Del día de los muchos acontecimientos

enían agora muchos días de mucho hacer, mucha plática e muchas lágrimas e ya desde esta mañana, díme cuenta de que no iba a poder soportar esa marea de idas e venidas, de llamados, de visitas. Así, hablé con Su Ilustrísima que ofrecióse a llevar las partes que yo no pudiese personalmente. Desta forma, comenzaron a aparecer gentes de todos los sitios e todas las condiciones e Su Ilustrísima, con el ayuda del hermano mayor, les dieron a todos la recepción que se merecían. Yo necesitaba (e necesito) mucho tiempo para intentar borrar todo lo que pueda de la cabeza de Marinín; necesito mi hijo no vea su vida destrozada por lo ocurrido.

En ese mesmo tiempo, seguían los hombres buscando e separando de las piedras, todo aquello que pudiere ser de interés. Así, apareció mi colección de espadas, la vieja ya colección discos antigüos (destos que llaman de vinilo), mis archivos personales (salvados algunos milagrosamente de las llamas) e mucha ropa. Todo este material fue llevado a una gran casa de la policía (que no era cuartel) e, en una sala muy grande, se hallaba todo un tanto ordenado. E al ver tal cosa, dije no quería nada de mi vida anterior e ordené se separase mi colección de espadas e mis sellos e anillos e se guardasen a buen recaudo mis archivos. Viendo al fondo, amontonada, mucha ropa que me traía los otrora bonitos recuerdos, dije se quemase toda.

Aún no tenía dinero para otros trámites e me veía obligado a llevar el uniforme del cual arranqué la corona dorada e las estrellas; e viendo don Juan hacía esto, sacó de su bolsillo una cierta cantidad de dinero e me dijo fuésemos el niño e yo solos a los almacenes a comprar dos mudas de ropa limpia. E esta idea acepté, mas compré ropa sencilla para entrambos, ropa de abrigo e zapatos hasta poder comprar con mi propio dinero la ropa que yo creía se merecía mi hijo.

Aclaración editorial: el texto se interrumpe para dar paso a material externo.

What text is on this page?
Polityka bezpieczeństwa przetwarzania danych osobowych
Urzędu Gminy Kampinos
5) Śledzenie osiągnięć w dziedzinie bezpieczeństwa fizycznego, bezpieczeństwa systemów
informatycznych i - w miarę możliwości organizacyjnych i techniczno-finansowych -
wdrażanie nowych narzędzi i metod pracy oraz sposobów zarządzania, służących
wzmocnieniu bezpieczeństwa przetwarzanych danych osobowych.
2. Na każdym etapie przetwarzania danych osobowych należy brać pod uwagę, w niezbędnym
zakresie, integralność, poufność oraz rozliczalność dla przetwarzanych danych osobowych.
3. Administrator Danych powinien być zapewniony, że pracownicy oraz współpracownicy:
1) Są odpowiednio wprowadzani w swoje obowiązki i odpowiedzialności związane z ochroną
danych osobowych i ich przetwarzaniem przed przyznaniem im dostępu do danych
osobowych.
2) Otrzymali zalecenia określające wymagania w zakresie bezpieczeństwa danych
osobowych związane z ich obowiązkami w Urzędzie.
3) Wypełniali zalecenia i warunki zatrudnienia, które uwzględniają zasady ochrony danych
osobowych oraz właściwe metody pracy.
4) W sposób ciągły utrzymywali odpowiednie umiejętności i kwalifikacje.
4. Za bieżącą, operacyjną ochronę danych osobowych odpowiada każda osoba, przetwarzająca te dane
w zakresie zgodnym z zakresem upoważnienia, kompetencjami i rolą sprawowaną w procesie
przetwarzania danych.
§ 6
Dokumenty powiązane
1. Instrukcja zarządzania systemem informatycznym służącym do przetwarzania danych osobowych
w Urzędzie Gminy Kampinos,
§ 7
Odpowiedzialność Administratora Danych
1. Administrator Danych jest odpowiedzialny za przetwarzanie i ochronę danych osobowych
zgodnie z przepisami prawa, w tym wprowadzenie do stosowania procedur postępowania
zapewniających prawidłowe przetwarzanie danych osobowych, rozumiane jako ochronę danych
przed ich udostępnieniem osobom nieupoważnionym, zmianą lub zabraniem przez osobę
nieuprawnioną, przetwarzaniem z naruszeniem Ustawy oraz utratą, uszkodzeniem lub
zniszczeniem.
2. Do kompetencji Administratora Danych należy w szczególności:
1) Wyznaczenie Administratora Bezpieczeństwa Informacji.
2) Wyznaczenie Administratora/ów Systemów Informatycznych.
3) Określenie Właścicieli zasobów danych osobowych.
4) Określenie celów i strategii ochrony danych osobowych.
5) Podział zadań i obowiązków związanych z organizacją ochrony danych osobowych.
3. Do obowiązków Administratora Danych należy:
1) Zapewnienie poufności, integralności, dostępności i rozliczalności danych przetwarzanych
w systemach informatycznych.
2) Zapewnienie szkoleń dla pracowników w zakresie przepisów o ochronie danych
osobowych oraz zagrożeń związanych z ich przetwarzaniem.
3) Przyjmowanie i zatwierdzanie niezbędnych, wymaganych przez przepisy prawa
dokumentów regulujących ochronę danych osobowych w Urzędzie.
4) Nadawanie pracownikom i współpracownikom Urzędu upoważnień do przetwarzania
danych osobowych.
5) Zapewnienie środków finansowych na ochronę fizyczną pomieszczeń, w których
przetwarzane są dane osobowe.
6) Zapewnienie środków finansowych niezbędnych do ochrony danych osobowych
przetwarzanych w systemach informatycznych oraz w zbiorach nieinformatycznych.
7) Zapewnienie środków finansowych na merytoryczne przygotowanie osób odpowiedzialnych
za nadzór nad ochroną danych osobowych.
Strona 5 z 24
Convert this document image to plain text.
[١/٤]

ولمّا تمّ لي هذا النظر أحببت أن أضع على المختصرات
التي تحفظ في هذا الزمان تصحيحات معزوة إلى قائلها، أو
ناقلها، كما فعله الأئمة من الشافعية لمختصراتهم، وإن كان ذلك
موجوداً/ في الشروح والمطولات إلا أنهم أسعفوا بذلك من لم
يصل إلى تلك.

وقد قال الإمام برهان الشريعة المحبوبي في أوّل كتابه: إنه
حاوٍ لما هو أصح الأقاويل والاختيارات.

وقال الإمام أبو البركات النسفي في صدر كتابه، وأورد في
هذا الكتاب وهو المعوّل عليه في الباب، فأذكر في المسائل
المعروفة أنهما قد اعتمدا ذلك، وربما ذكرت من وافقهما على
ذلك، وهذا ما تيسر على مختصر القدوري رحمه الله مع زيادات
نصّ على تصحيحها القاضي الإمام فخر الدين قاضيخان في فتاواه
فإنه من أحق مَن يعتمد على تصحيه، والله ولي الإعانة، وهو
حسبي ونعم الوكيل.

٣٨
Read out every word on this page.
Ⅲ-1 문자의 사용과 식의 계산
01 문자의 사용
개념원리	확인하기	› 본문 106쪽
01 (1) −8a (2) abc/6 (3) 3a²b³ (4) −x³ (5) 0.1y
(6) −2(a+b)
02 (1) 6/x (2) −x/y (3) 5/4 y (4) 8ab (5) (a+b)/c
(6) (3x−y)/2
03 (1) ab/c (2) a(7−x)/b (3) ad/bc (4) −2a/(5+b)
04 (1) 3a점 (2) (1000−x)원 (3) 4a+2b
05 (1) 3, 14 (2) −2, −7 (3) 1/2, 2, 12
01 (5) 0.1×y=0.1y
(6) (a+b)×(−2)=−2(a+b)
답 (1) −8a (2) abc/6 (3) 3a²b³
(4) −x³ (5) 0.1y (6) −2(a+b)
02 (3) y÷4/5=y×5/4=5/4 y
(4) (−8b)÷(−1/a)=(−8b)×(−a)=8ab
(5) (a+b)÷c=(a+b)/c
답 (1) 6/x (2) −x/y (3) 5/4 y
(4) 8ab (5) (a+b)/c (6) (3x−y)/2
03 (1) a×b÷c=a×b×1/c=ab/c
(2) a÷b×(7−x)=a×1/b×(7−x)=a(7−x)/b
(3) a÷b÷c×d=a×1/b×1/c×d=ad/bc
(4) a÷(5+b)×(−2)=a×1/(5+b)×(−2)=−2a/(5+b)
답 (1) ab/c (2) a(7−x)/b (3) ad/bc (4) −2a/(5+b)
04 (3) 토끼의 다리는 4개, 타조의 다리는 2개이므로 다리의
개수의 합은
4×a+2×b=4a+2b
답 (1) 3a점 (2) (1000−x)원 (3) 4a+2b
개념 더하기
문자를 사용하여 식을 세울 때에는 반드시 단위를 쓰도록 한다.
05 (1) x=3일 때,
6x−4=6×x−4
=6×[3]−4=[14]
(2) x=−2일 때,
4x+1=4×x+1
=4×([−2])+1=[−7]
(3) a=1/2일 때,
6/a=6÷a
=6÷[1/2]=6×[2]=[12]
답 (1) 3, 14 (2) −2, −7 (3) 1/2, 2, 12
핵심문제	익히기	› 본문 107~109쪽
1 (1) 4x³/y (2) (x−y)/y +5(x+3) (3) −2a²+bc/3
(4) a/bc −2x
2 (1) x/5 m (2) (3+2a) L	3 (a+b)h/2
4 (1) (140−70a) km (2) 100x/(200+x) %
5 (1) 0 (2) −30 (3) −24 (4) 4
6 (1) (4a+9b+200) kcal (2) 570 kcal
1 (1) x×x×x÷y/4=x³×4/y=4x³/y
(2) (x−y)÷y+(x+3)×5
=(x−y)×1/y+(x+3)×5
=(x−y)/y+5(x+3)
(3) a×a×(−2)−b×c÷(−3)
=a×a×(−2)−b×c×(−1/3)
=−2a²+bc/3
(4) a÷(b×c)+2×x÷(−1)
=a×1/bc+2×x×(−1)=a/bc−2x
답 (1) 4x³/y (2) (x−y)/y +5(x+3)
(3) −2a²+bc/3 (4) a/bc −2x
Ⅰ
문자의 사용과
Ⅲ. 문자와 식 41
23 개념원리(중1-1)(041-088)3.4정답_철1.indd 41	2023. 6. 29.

“Capitán – oí la voz del inspector leonés -, la guardia de ahora investiga mucho más rápido de lo creéis. Parece localizado don Marcos, mas he de deciros que en muy malas condiciones e internado en un centro psiquiátrico, ya sabéis, esos lugares donde se encierran a los locos peligrosos”.

“¿Acaso ha perdido la cabeza, inspector? – preguntéle -¿Está enfermo?”.

“Hase confirmado lo que yo temía – dijo -, pues no es la primera vez que tal cosa le ocurre, recordad. Agora ha aparecido casi congelado e maltratado. Nada tiene; ni siquiera el dinero ni la caja roja que os hurtó y esto, me lleva hasta ese tal Andrés, mas mucho me temo que hay una mano más fuerte que la suya que lo protege”.

“Olvidemos a Andrés e a Marcos – le dije -. Ya tienen lo que buscaban. Necesito agora rehacer mi vida con mi hijo de alguna forma”.

“Contad con mi ayuda, señor – dijo alzando la voz -, que nadie ha de mostrarme quién tiene buen o mal corazón de la gente que me rodea”.